以上、本発明の一実施形態について説明したが、今回開示された実施の形態はすべての点で例示であって制限的なものではないと考えられるべきである。本発明の範囲は上記した説明ではなくて特許請求の範囲によって示され、特許請求の範囲と均等の意味及び範囲内でのすべての変更が含まれることが意図される。
51 制御装置
51a 第1設定部
51b 第2設定部
51c 第3設定部
60 油圧モータ
61 冷却ファン
64 油圧調整部
66 冷却装置
74 バイパス油路
77 測定装置
A 閾値回転数(回転数A)
P2 油圧ポンプ
W1 減少度合い
W2 上昇度合い
W3 上昇度合い
W4 上昇度合い
W5 上昇度合い
X1 第1ファン目標回転数
X2 第2ファン目標回転数
X3 第3ファン目標回転数
Claims (10)
- 原動機と、
前記原動機の動力により駆動される油圧ポンプと、
前記原動機の動力及び前記油圧ポンプから吐出した作動油のいずれかで回転する冷却ファンを有する冷却装置と、
前記原動機の実際の回転数である原動機実回転数が低下した場合に前記冷却ファンの目標回転数であるファン目標回転数を減少させる減少制御を行い、且つ、前記減少制御後に前記ファン目標回転数を復帰させる復帰制御を行う制御装置と、
を備え、
前記制御装置は、前記復帰制御における前記ファン目標回転数の上昇度合いと、前記減少制御における前記ファン目標回転数の減少度合いとを異ならせる作業機。 - 前記制御装置は、前記復帰制御における前記ファン目標回転数の上昇度合いを、前記減少制御における前記ファン目標回転数の減少度合いよりも小さくする請求項1に記載の作業機。

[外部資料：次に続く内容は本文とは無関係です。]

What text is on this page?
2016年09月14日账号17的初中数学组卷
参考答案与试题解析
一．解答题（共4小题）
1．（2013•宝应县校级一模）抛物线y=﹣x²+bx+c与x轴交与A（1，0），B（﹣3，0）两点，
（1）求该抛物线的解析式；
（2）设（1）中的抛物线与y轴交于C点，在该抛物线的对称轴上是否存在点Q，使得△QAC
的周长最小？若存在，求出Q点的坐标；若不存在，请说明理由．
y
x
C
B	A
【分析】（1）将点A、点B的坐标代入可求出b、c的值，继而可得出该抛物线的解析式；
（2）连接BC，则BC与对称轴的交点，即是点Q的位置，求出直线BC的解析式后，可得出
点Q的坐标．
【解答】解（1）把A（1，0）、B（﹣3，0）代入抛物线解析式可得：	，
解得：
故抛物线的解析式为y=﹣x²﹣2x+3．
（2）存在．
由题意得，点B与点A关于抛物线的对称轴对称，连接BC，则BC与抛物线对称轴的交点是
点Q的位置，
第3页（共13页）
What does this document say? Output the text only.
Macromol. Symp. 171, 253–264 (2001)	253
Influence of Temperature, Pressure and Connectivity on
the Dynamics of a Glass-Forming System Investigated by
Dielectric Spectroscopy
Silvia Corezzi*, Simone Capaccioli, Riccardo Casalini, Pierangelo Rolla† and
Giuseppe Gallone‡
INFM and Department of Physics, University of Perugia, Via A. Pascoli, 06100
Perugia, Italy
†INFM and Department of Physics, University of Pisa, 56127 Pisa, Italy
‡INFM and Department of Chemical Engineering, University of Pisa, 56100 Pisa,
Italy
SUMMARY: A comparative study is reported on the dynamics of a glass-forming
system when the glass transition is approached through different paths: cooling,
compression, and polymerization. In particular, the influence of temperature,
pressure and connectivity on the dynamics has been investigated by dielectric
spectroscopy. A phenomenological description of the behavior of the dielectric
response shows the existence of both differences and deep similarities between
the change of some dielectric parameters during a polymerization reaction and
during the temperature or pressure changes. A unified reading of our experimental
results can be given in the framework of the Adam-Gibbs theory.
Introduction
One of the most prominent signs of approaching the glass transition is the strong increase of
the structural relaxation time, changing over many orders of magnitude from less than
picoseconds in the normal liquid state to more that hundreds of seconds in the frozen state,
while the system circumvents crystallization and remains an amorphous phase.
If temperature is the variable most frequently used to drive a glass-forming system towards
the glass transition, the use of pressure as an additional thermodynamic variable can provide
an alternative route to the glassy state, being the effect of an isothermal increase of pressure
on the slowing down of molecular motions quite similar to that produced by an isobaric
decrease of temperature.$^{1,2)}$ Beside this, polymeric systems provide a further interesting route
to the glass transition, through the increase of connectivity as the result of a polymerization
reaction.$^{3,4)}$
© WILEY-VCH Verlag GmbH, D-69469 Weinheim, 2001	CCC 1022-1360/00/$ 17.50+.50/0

- 前記制御装置は、前記原動機実回転数が閾値回転数よりも低下した場合に前記減少制御を行い、前記原動機実回転数が前記閾値回転数よりも低下していない場合に前記ファン目標回転数を設定する第1設定部と、前記減少制御を行う場合の前記ファン目標回転数を設定する第2設定部と、前記復帰制御を行う場合の前記ファン目標回転数を設定する第3設定部と含む請求項1または2に記載の作業機。
- 前記第2設定部は、前記減少制御を行う場合の前記ファン目標回転数である第2ファン目標回転数を、前記第1設定部で設定された前記ファン目標回転数である第1ファン目標回転数よりも小さく設定し、
前記第3設定部は、前記復帰制御を行う場合の前記ファン目標回転数である第3ファン目標回転数を、前記第2ファン目標回転数以上且つ前記第1ファン目標回転数未満に設定する請求項3に記載の作業機。 - 作業機を循環する冷却水の水温及び作動油の油温の少なくともいずれかを測定する測定装置を備え、
前記第1設定部、前記第2設定部、前記第3設定部のぞれぞれは、前記測定装置で測定された水温及び油温の少なくともいずれかに基づいて、第1ファン目標回転数、第2ファン目標回転数及び第3ファン目標回転数のそれぞれを設定する請求項3または4に記載の作業機。 - 前記第3設定部は、前記測定装置で測定された水温及び油温の少なくともいずれかが大きくなるにつれて、前記第3ファン目標回転数の上昇幅を大きくする請求項5に記載の作業機。
- 前記第3設定部は、前記第3ファン目標回転数を、前記第2ファン目標回転数以上且つ前記第1ファン目標回転数未満の間で、複数設定する請求項3~6のいずれか1項に記載の作業機。
- 前記制御装置は、作業機を循環する冷却水の水温に基づいて設定される前記ファン目標回転数と、作業機を循環する作動油の油温に基づいて設定される前記ファン目標回転数とのうちの高い方の前記ファン目標回転数を選択する請求項1~7のいずれか1項に記載の作業機。
- 前記制御装置は、作業機を循環する冷却水の水温または作動油の油温が一定以上の場合は、前記減少制御を行わない請求項1~8のいずれか1項に記載の作業機。
- 前記冷却装置は、前記作動油によって前記冷却ファンを回転させる油圧モータと、前記油圧モータの入側及び出側に接続されたバイパス油路と、前記バイパス油路に流れる作動油の流量を調節する油圧調整部とを有し、
前記油圧調整部によって前記作動油の流量を調節することで、前記ファン目標回転数を変更する請求項1~9のいずれか1項に記載の作業機。